Nielsen Grabix, a tool that offers moment-by-moment data on what viewers are watching, has gotten a major upgrade thanks to the inclusion of Gracenote video automatic content recognition (VACR) technology. Forget waiting for overnight ratings, Nielsensays; the web-based Grabix lets users see when viewers are watching and when they tune out. This partnership is definitely a family affair, as Nielsen acquired Gracenote in February 2017.
Originally built on Nielsen ratings data, Grabix is now smarter thanks to real-time connected TV data from Gracenote, which includes measurements for the top 56 U.S. TV markets and 400 local stations. Users can get both wide-angle and detailed looks on viewer numbers, switching easily between the two thanks to the redesigned web interface.
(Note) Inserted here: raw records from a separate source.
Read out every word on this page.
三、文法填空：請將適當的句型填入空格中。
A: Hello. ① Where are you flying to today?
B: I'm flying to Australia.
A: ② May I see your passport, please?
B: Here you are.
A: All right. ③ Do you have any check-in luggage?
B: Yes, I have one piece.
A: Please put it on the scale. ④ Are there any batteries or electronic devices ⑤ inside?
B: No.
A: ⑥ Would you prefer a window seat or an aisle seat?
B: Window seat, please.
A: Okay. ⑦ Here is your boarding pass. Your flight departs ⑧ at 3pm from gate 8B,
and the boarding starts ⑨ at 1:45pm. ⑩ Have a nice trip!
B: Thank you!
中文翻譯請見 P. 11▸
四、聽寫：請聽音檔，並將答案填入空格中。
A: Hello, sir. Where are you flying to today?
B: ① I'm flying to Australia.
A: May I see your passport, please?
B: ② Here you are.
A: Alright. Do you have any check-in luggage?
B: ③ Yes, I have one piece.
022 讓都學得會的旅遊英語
Getting up-to-the-minute data lets users make instant decisions on programming, scheduling, advertising, and on-air promotions based on how viewers respond. Plus, they can check out results for their competitors.
The overhauled Grabix interface lets users search for mentions of a certain newsmaker, celebrity, or topic within a program. They can search just one segment of a program, and note viewing changes. They also can use a new heat map view to visualize audience size by zip code.
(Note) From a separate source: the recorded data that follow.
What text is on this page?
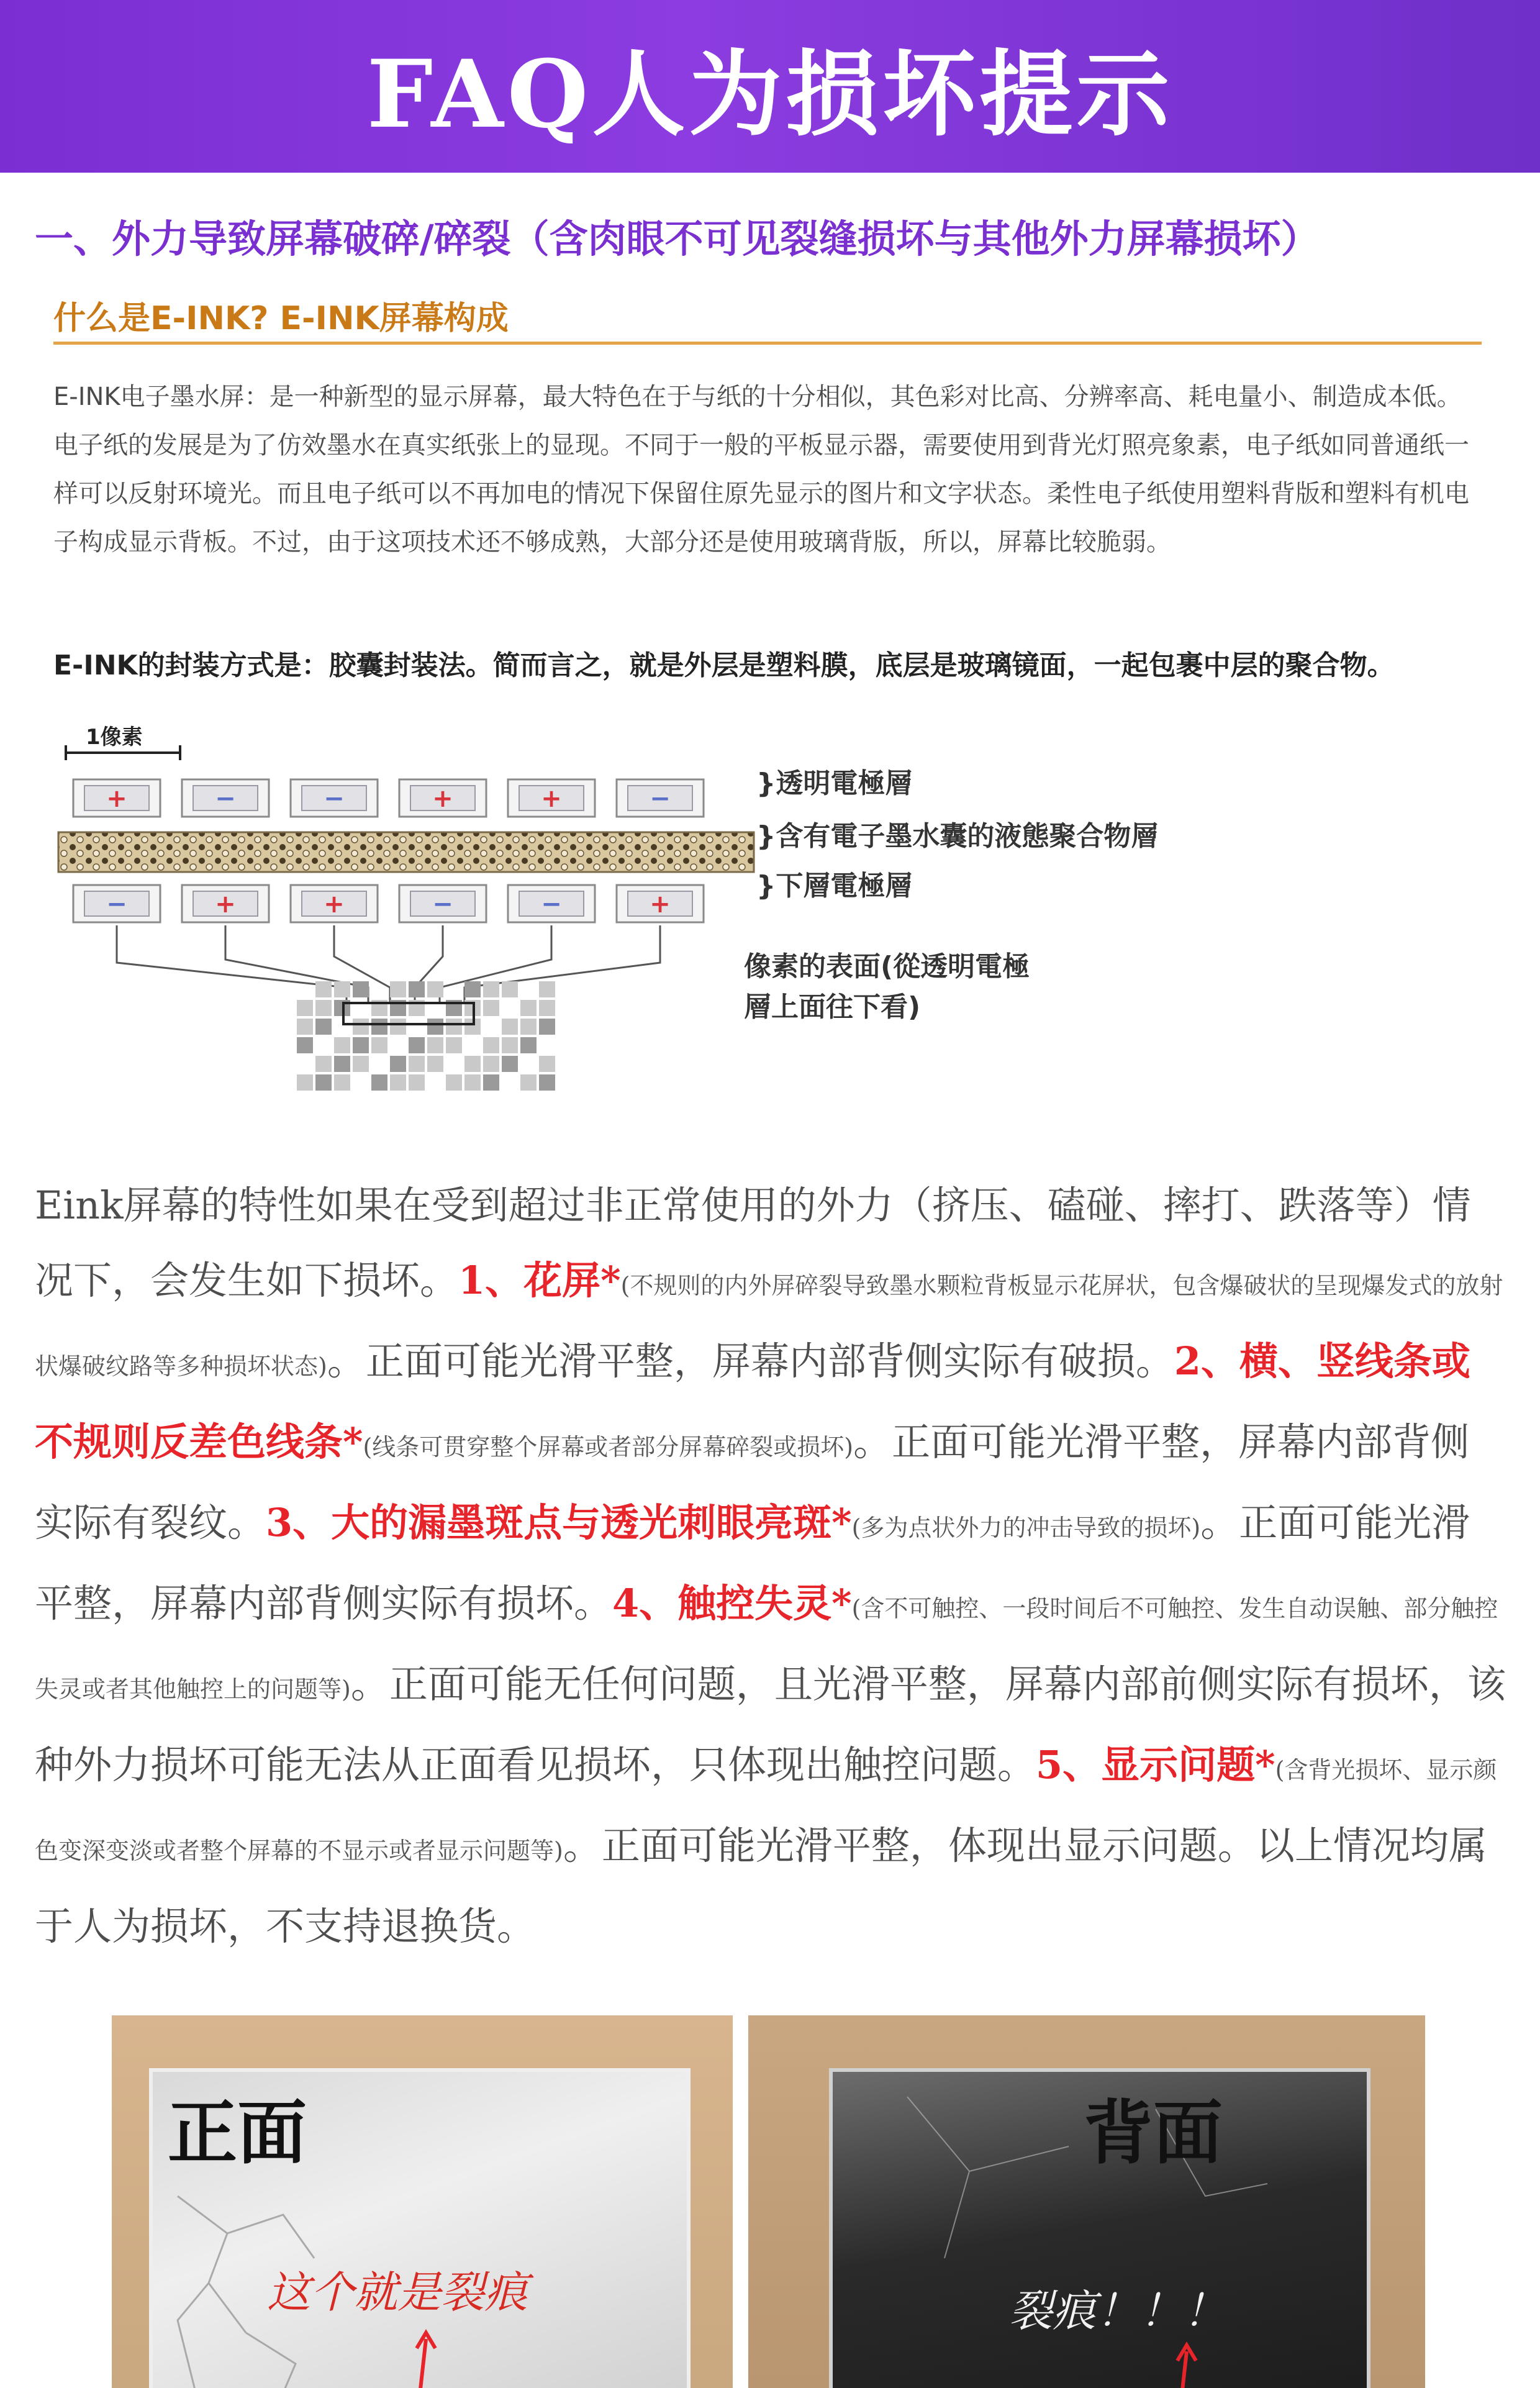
FAQ人为损坏提示
一、外力导致屏幕破碎/碎裂（含肉眼不可见裂缝损坏与其他外力屏幕损坏）
什么是E-INK? E-INK屏幕构成
E-INK电子墨水屏：是一种新型的显示屏幕，最大特色在于与纸的十分相似，其色彩对比高、分辨率高、耗电量小、制造成本低。 电子纸的发展是为了仿效墨水在真实纸张上的显现。不同于一般的平板显示器，需要使用到背光灯照亮象素，电子纸如同普通纸一样可以反射环境光。而且电子纸可以不再加电的情况下保留住原先显示的图片和文字状态。柔性电子纸使用塑料背版和塑料有机电子构成显示背板。不过，由于这项技术还不够成熟，大部分还是使用玻璃背版，所以，屏幕比较脆弱。
E-INK的封装方式是：胶囊封装法。简而言之，就是外层是塑料膜，底层是玻璃镜面，一起包裹中层的聚合物。
1像素
+	−	−	+	+	−
−	+	+	−	−	+
}透明電極層
}含有電子墨水囊的液態聚合物層
}下層電極層
像素的表面(從透明電極
層上面往下看)
Eink屏幕的特性如果在受到超过非正常使用的外力（挤压、磕碰、摔打、跌落等）情况下，会发生如下损坏。1、花屏*(不规则的内外屏碎裂导致墨水颗粒背板显示花屏状，包含爆破状的呈现爆发式的放射状爆破纹路等多种损坏状态)。正面可能光滑平整，屏幕内部背侧实际有破损。2、横、竖线条或不规则反差色线条*(线条可贯穿整个屏幕或者部分屏幕碎裂或损坏)。正面可能光滑平整，屏幕内部背侧实际有裂纹。3、大的漏墨斑点与透光刺眼亮斑*(多为点状外力的冲击导致的损坏)。正面可能光滑平整，屏幕内部背侧实际有损坏。4、触控失灵*(含不可触控、一段时间后不可触控、发生自动误触、部分触控失灵或者其他触控上的问题等)。正面可能无任何问题，且光滑平整，屏幕内部前侧实际有损坏，该种外力损坏可能无法从正面看见损坏，只体现出触控问题。5、显示问题*(含背光损坏、显示颜色变深变淡或者整个屏幕的不显示或者显示问题等)。正面可能光滑平整，体现出显示问题。以上情况均属于人为损坏，不支持退换货。
正面
这个就是裂痕
背面
裂痕！！！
“The integration of Gracenote real-time smart TV viewership information into Nielsen Grabix will empower marketers to leverage early insights on audience behavior to better inform their advertising decisions, as well as to understand any changes in audience behavior for lead-in and lead-out,” says Kelly Abcarian, senior vice president of product leadership for Nielsen.
Gracenote’s VACR technology is currently part of the firmware for over 40 million connected TVs from 8 manufacturers. The system uses digital fingerprinting, getting pixel information for each frame and matching it against a database to identify what’s on the screen. The technology can identify TV shows, movies, ads, and games.